This article discusses what it means for an individual to disinherit an heir along with how it affects the administration of an estate after death.
Not every British Columbia family gets along. Some relationships degrade to the point where a person may decide not to leave someone who would legally qualify as an heir an inheritance. When an individual creates his or her estate plan, the family dynamic could affect how the testator, or creator of the will, structures it.
The heir in question may or may not know of the testator’s intent to disinherit him or her. In either case, the estate trustee could receive a challenge to the will if the heir decides to fight for his or her share of the estate. It may help for the parties involved to understand what disinheritance is and what happens during estate administration.
What does it mean to disinherit an heir?
As the name implies, to disinherit an heir means not to leave him or her a share of the estate. In some cases, a testator may leave a share to an heir, but it is not as much of a share as other heirs receive, which the law refers to as an indirect disinheritance. On the other hand, a testator could fail to leave any inheritance to a particular heir, which the law refers to as a direct disinheritance.
Regardless of the circumstances, the individual creating the will could also include a clause in his or her will indicating that if any heir challenges the provisions of the will, he or she forfeits any potential inheritance in an unsuccessful will contest. What most people fail to understand is that this particular type of clause only applies if the individual making the challenge is named in the will. The court may invalidate such a clause as a violation of public policy.

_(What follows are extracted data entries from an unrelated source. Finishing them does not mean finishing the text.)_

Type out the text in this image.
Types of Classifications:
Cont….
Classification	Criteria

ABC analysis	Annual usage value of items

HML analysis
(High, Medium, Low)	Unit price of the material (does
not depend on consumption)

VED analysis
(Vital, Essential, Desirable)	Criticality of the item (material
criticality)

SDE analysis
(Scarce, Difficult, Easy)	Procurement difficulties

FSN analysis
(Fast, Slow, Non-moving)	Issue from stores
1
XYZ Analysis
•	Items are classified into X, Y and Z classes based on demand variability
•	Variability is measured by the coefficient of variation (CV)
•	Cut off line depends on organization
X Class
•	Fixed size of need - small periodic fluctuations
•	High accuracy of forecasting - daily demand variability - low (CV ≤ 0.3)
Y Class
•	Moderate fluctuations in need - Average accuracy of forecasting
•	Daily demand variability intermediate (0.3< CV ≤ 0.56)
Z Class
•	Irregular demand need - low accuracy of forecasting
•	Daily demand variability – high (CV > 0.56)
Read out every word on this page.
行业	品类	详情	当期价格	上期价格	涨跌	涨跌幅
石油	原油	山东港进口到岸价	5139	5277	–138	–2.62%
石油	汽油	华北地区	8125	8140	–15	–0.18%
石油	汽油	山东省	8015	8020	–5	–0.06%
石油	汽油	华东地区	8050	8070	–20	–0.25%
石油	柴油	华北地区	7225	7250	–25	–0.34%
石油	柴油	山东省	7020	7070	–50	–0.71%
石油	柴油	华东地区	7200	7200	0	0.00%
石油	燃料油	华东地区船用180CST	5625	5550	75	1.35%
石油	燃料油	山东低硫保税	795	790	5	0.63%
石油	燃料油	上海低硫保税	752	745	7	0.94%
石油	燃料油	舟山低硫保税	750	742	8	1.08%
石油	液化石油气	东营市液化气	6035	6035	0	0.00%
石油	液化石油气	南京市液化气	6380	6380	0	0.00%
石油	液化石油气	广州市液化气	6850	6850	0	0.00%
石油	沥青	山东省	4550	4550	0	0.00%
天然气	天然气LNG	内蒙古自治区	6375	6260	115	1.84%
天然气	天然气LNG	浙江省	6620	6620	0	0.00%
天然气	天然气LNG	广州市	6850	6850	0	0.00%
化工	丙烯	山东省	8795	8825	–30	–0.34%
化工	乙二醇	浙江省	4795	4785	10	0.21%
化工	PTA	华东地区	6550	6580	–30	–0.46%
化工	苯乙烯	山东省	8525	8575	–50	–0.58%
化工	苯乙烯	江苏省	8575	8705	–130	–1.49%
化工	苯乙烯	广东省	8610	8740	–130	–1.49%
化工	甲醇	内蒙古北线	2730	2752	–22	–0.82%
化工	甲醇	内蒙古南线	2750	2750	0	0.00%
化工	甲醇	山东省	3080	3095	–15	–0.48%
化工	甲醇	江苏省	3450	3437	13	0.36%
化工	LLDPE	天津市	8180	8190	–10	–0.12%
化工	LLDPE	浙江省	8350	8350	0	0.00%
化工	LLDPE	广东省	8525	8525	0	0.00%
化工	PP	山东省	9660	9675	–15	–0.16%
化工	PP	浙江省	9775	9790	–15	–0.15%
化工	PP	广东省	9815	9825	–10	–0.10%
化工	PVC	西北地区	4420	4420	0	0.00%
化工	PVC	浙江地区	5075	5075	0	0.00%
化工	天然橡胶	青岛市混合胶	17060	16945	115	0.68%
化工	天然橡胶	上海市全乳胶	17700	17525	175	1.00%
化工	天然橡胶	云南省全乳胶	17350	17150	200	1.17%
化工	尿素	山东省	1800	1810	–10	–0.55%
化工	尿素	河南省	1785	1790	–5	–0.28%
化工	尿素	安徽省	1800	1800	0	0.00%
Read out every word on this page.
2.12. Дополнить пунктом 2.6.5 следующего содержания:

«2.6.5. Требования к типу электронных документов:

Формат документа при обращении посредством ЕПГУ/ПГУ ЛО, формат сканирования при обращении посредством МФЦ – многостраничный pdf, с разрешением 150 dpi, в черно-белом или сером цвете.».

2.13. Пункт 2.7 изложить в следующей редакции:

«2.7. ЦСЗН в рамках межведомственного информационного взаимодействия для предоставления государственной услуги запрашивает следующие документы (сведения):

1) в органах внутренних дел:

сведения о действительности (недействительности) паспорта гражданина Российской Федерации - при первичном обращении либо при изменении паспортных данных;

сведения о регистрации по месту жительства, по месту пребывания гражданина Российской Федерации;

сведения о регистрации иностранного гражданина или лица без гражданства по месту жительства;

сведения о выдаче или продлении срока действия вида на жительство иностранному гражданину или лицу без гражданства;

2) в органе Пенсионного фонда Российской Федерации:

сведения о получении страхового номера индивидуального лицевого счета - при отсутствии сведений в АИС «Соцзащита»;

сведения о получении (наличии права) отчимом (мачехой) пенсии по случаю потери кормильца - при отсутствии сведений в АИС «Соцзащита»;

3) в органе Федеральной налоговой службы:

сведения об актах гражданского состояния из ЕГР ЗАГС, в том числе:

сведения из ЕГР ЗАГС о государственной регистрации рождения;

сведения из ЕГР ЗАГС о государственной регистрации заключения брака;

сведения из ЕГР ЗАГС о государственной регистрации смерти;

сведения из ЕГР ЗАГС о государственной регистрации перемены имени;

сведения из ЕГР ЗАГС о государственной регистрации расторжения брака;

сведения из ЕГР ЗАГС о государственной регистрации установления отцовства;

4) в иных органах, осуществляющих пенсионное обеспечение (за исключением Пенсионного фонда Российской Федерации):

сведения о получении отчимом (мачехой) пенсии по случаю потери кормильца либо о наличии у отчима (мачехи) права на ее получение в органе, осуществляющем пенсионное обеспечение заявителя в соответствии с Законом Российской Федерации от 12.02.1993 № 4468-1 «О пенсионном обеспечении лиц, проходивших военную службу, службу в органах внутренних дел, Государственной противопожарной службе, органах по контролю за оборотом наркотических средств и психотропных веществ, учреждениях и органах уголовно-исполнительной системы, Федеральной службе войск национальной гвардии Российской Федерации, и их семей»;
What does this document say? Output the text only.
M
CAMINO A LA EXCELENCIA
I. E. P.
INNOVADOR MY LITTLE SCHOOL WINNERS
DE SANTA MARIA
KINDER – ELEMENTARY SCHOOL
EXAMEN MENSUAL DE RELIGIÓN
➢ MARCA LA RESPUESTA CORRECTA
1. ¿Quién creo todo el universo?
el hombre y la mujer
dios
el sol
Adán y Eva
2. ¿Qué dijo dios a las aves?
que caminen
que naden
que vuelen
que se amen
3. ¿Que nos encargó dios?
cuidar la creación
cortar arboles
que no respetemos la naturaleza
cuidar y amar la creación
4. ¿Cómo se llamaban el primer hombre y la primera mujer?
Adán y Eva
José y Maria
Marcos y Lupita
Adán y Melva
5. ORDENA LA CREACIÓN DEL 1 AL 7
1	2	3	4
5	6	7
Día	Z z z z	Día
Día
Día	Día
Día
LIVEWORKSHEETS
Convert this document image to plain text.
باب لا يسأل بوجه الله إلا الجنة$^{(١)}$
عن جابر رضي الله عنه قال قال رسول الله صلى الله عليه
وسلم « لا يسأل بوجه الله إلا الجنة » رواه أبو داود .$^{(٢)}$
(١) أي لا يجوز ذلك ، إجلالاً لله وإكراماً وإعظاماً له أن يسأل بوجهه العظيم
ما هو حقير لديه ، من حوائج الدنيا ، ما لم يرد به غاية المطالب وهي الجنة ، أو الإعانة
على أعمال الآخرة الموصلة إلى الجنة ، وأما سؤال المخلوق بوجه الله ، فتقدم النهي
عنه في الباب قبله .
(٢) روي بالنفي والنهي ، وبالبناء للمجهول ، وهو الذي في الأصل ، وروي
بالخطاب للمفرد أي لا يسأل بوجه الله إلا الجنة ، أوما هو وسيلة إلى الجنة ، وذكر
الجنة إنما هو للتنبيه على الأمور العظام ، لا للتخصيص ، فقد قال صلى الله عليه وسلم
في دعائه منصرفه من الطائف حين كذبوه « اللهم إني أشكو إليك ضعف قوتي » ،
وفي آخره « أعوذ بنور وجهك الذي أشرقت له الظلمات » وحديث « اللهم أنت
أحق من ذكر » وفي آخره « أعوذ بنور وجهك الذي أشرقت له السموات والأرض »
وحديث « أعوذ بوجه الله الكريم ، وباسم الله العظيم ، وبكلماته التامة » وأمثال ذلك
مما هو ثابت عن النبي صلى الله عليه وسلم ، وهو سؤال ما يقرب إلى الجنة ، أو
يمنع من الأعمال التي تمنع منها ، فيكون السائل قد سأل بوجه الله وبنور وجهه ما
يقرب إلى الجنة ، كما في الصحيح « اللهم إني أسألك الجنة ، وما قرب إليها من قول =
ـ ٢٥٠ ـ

How disinheritance affects estate administration
A disinherited heir has two avenues for filing an objection to the will. The first occurs before the court issues a Certificate of Appointment of Estate Trustee. The heir may file a Notice of Objection, which, if granted, will keep the estate trustee from beginning administration until the matter is resolved. If the Certificate of Appointment already exists, then the heir may file a motion to return it in order to challenge to will and prevent administration.
Once this process begins, the estate trustee’s job is to defend the testator’s wishes. This tends to go much more smoothly if the deceased individual left some form of written explanation for the disinheritance. Perhaps when creating the will, he or she discussed the matter with a lawyer, who asked plenty of questions and kept detailed notes. Medical records could also indicate whether testamentary capacity was an issue at the time of the will’s execution. In the absence of definitive evidence, the heir may receive a share of the estate.
Seeking support
Whether an individual is the heir or the estate trustee, addressing a situation in which a decedent disinherited an heir could result in a time-consuming and stressful legal battle that could potentially diminish the assets of the estate. A good first step would more than likely involve thoroughly discussing the situation with a lawyer in order to gain an understanding of the rights and legal options on both sides of the issue. Doing so could make it clear whether going to court is worth the time, effort and expense.